Combined with the Bifrost 2, which is a touch on the warm side of the more neutral Yggdrasil, and likewise a touch less spacious-sounding than it’s bigger digital brother, the sound of the pair comes across in a way that reminds me of old-school big-paper-cone speaker hi-fi of the 80’s — warm, punchy and fun; a contrast to the bright, “hi-fi” sound that began appearing in the 90’s with metal and Heil tweeters, and the “clear but flat” sound of low-SINAD-focussed products from THX, SMSL, Topping and others. It harks back to a time when we listened to music, and not to equipment.
For pre-amp duties, as my Audio-gd Master 10 amp is on a different rack, I have two long, 4m lengths of Litz-wire interconnect that Trevor of Norne Audio very kindly, and extremely tediously braided for me some years back. The Jotunheim 2 was hooked up with one pair to the Audio-gd amp and switched back-and-forth to the Yggdrasil direct. While not allowing an instant A/B comparison, I feel that listening to whole tracks was more helpful in evaluating differences ultimately, and level-matching was still possible.
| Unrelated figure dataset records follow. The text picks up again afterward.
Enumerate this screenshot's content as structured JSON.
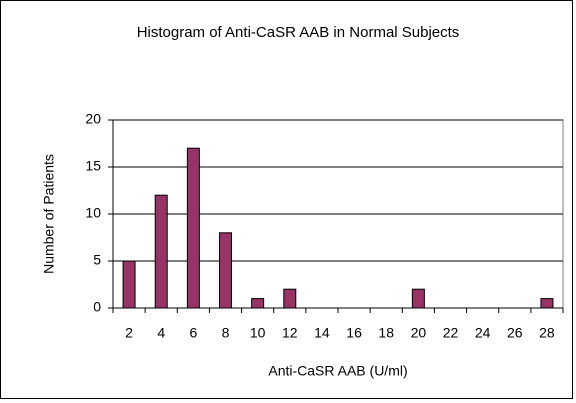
{
  "chart_data": {
    "type": "bar",
    "title": "Histogram of Anti-CaSR AAB in Normal Subjects",
    "x_label": "Anti-CaSR AAB (U/ml)",
    "y_label": "Number of Patients",
    "categories": [
      "2",
      "4",
      "6",
      "8",
      "10",
      "12",
      "14",
      "16",
      "18",
      "20",
      "22",
      "24",
      "26",
      "28"
    ],
    "values": [
      5,
      12,
      17,
      8,
      1,
      2,
      0,
      0,
      0,
      2,
      0,
      0,
      0,
      1
    ],
    "color": "#993366",
    "ylim": [
      0,
      20
    ],
    "yticks": [
      0,
      5,
      10,
      15,
      20
    ],
    "grid": true
  }
}
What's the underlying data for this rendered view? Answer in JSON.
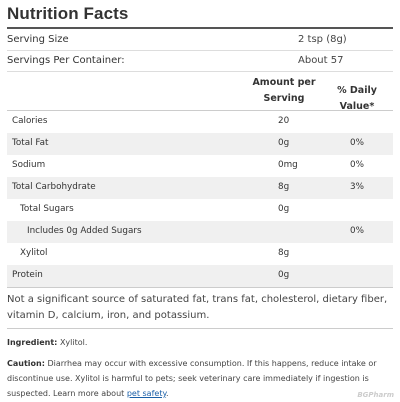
{
  "title": "Nutrition Facts",
  "serving": {
    "size_label": "Serving Size",
    "size_value": "2 tsp (8g)",
    "per_container_label": "Servings Per Container:",
    "per_container_value": "About 57"
  },
  "table": {
    "col_amount_line1": "Amount per",
    "col_amount_line2": "Serving",
    "col_dv": "% Daily Value*",
    "rows": [
      {
        "name": "Calories",
        "amount": "20",
        "dv": ""
      },
      {
        "name": "Total Fat",
        "amount": "0g",
        "dv": "0%"
      },
      {
        "name": "Sodium",
        "amount": "0mg",
        "dv": "0%"
      },
      {
        "name": "Total Carbohydrate",
        "amount": "8g",
        "dv": "3%"
      },
      {
        "name": "Total Sugars",
        "amount": "0g",
        "dv": ""
      },
      {
        "name": "Includes 0g Added Sugars",
        "amount": "",
        "dv": "0%"
      },
      {
        "name": "Xylitol",
        "amount": "8g",
        "dv": ""
      },
      {
        "name": "Protein",
        "amount": "0g",
        "dv": ""
      }
    ]
  },
  "footnote": "Not a significant source of saturated fat, trans fat, cholesterol, dietary fiber, vitamin D, calcium, iron, and potassium.",
  "ingredients": {
    "label": "Ingredient:",
    "value": "Xylitol."
  },
  "caution": {
    "label": "Caution:",
    "text": "Diarrhea may occur with excessive consumption. If this happens, reduce intake or discontinue use. Xylitol is harmful to pets; seek veterinary care immediately if ingestion is suspected. Learn more about",
    "link": "pet safety",
    "end": "."
  },
  "watermark": "BGPharm"
}
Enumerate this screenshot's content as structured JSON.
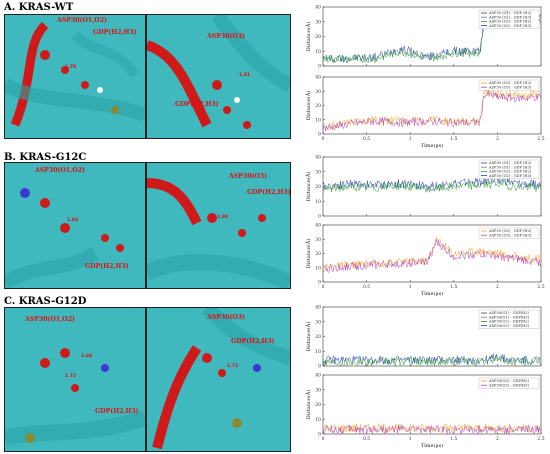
{
  "rows": [
    {
      "title": "A. KRAS-WT",
      "labels": [
        "ASP30(O1,O2)",
        "GDP(H2,H3)",
        "ASP30(O3)",
        "GDP(H2,H3)"
      ],
      "distances": [
        "1.78",
        "1.81"
      ],
      "top_legend": [
        "ASP30 (O1) : GDP (H2)",
        "ASP30 (O1) : GDP (H3)",
        "ASP30 (O2) : GDP (H2)",
        "ASP30 (O2) : GDP (H3)"
      ],
      "bottom_legend": [
        "ASP30 (O3) : GDP (H2)",
        "ASP30 (O3) : GDP (H3)"
      ]
    },
    {
      "title": "B. KRAS-G12C",
      "labels": [
        "ASP30(O1,O2)",
        "GDP(H2,H3)",
        "ASP30(O3)",
        "GDP(H2,H3)"
      ],
      "distances": [
        "1.84",
        "1.98"
      ],
      "top_legend": [
        "ASP30 (O1) : GDP (H2)",
        "ASP30 (O1) : GDP (H3)",
        "ASP30 (O2) : GDP (H2)",
        "ASP30 (O2) : GDP (H3)"
      ],
      "bottom_legend": [
        "ASP30 (O3) : GDP (H2)",
        "ASP30 (O3) : GDP (H3)"
      ]
    },
    {
      "title": "C. KRAS-G12D",
      "labels": [
        "ASP30(O1,O2)",
        "GDP(H2,H3)",
        "ASP30(O3)",
        "GDP(H2,H3)"
      ],
      "distances": [
        "1.68",
        "1.72",
        "1.72"
      ],
      "top_legend": [
        "ASP30(O1) - GDP(H2)",
        "ASP30(O1) - GDP(H3)",
        "ASP30(O2) - GDP(H2)",
        "ASP30(O2) - GDP(H3)"
      ],
      "bottom_legend": [
        "ASP30(O3) - GDP(H2)",
        "ASP30(O3) - GDP(H3)"
      ]
    }
  ],
  "axes": {
    "ylabel": "Distance(Å)",
    "xlabel": "Time(μs)",
    "xticks": [
      "0",
      "0.5",
      "1",
      "1.5",
      "2",
      "2.5"
    ],
    "yticks": [
      "0",
      "10",
      "20",
      "30",
      "40"
    ]
  },
  "colors": {
    "blue": "#2b3fb8",
    "green": "#2a9b2a",
    "gray": "#7a7a7a",
    "orange": "#f5a623",
    "magenta": "#b23fb8",
    "protein": "#3fb9bd",
    "ligand": "#d01a1a"
  },
  "chart_data": [
    {
      "type": "line",
      "xlim": [
        0,
        2.5
      ],
      "ylim": [
        0,
        40
      ],
      "x": [
        0,
        0.3,
        0.6,
        0.9,
        1.2,
        1.5,
        1.8,
        1.85,
        2.0,
        2.2,
        2.5
      ],
      "series": [
        {
          "name": "ASP30 (O1) : GDP (H2)",
          "values": [
            5,
            5,
            6,
            12,
            6,
            10,
            10,
            32,
            31,
            32,
            32
          ]
        },
        {
          "name": "ASP30 (O2) : GDP (H3)",
          "values": [
            5,
            5,
            5,
            10,
            5,
            9,
            9,
            30,
            29,
            30,
            30
          ]
        }
      ]
    },
    {
      "type": "line",
      "xlim": [
        0,
        2.5
      ],
      "ylim": [
        0,
        40
      ],
      "x": [
        0,
        0.3,
        0.6,
        0.9,
        1.2,
        1.5,
        1.8,
        1.85,
        2.0,
        2.2,
        2.5
      ],
      "series": [
        {
          "name": "ASP30 (O3) : GDP (H2)",
          "values": [
            5,
            8,
            10,
            9,
            10,
            9,
            9,
            30,
            28,
            27,
            28
          ]
        },
        {
          "name": "ASP30 (O3) : GDP (H3)",
          "values": [
            4,
            7,
            9,
            8,
            9,
            8,
            8,
            28,
            26,
            25,
            26
          ]
        }
      ]
    },
    {
      "type": "line",
      "xlim": [
        0,
        2.5
      ],
      "ylim": [
        0,
        40
      ],
      "x": [
        0,
        0.3,
        0.6,
        0.9,
        1.2,
        1.5,
        1.8,
        2.0,
        2.2,
        2.5
      ],
      "series": [
        {
          "name": "ASP30 (O1) : GDP (H2)",
          "values": [
            20,
            22,
            21,
            22,
            20,
            22,
            23,
            25,
            22,
            21
          ]
        },
        {
          "name": "ASP30 (O2) : GDP (H3)",
          "values": [
            18,
            20,
            19,
            21,
            18,
            20,
            21,
            22,
            20,
            19
          ]
        }
      ]
    },
    {
      "type": "line",
      "xlim": [
        0,
        2.5
      ],
      "ylim": [
        0,
        40
      ],
      "x": [
        0,
        0.3,
        0.6,
        0.9,
        1.2,
        1.3,
        1.5,
        1.8,
        2.0,
        2.2,
        2.5
      ],
      "series": [
        {
          "name": "ASP30 (O3) : GDP (H2)",
          "values": [
            10,
            12,
            13,
            14,
            15,
            30,
            20,
            22,
            20,
            18,
            16
          ]
        },
        {
          "name": "ASP30 (O3) : GDP (H3)",
          "values": [
            9,
            11,
            12,
            13,
            14,
            28,
            18,
            20,
            18,
            16,
            14
          ]
        }
      ]
    },
    {
      "type": "line",
      "xlim": [
        0,
        2.5
      ],
      "ylim": [
        0,
        40
      ],
      "x": [
        0,
        0.5,
        1.0,
        1.5,
        1.9,
        2.0,
        2.1,
        2.5
      ],
      "series": [
        {
          "name": "ASP30(O1) - GDP(H2)",
          "values": [
            4,
            4,
            4,
            4,
            4,
            7,
            4,
            4
          ]
        },
        {
          "name": "ASP30(O2) - GDP(H3)",
          "values": [
            3,
            3,
            3,
            3,
            3,
            6,
            3,
            3
          ]
        }
      ]
    },
    {
      "type": "line",
      "xlim": [
        0,
        2.5
      ],
      "ylim": [
        0,
        40
      ],
      "x": [
        0,
        0.5,
        1.0,
        1.5,
        2.0,
        2.5
      ],
      "series": [
        {
          "name": "ASP30(O3) - GDP(H2)",
          "values": [
            4,
            4,
            4,
            4,
            4,
            4
          ]
        },
        {
          "name": "ASP30(O3) - GDP(H3)",
          "values": [
            3,
            3,
            3,
            3,
            3,
            3
          ]
        }
      ]
    }
  ]
}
It was little surprise that, as a pre-amp, the same qualities that the Jotunheim 2 has as a headphone amp came through, with a similar warm, and less of a wide soundstage than I get using the Yggdrasil direct to the Master 10. While taking away a touch from the direct signal, the Audio-gd Master 9 headphone amp, used as a pre-amp, was more open and resolving in what it passed through, the music coming through more effortlessly.
For example, on the bigger amps, such as the Audio-gd Master 9 and ALO Audio Studio Six (at 10x the price!) the instruments from the above-mentioned Yuku Mabuchi all have their more distinct space in the mix and the space of the recording venue is more clear. The louder notes don’t have the edginess that they did through the Jotunheim, and the music flows more effortlessly, as if the amp isn’t there. In comparison, music through the Jotunheim 2 sounded more forced and deliberate, much as the Lyr 3 does in comparison to the Jotunheim 2.
While not the clearest or most resolving amp I’ve used, the punchy, warm sound from the Jotunheim 2, when combined with a good DAC, makes for great listening enjoyment with all types of headphones, even those that are hard to drive, and is unarguably good value.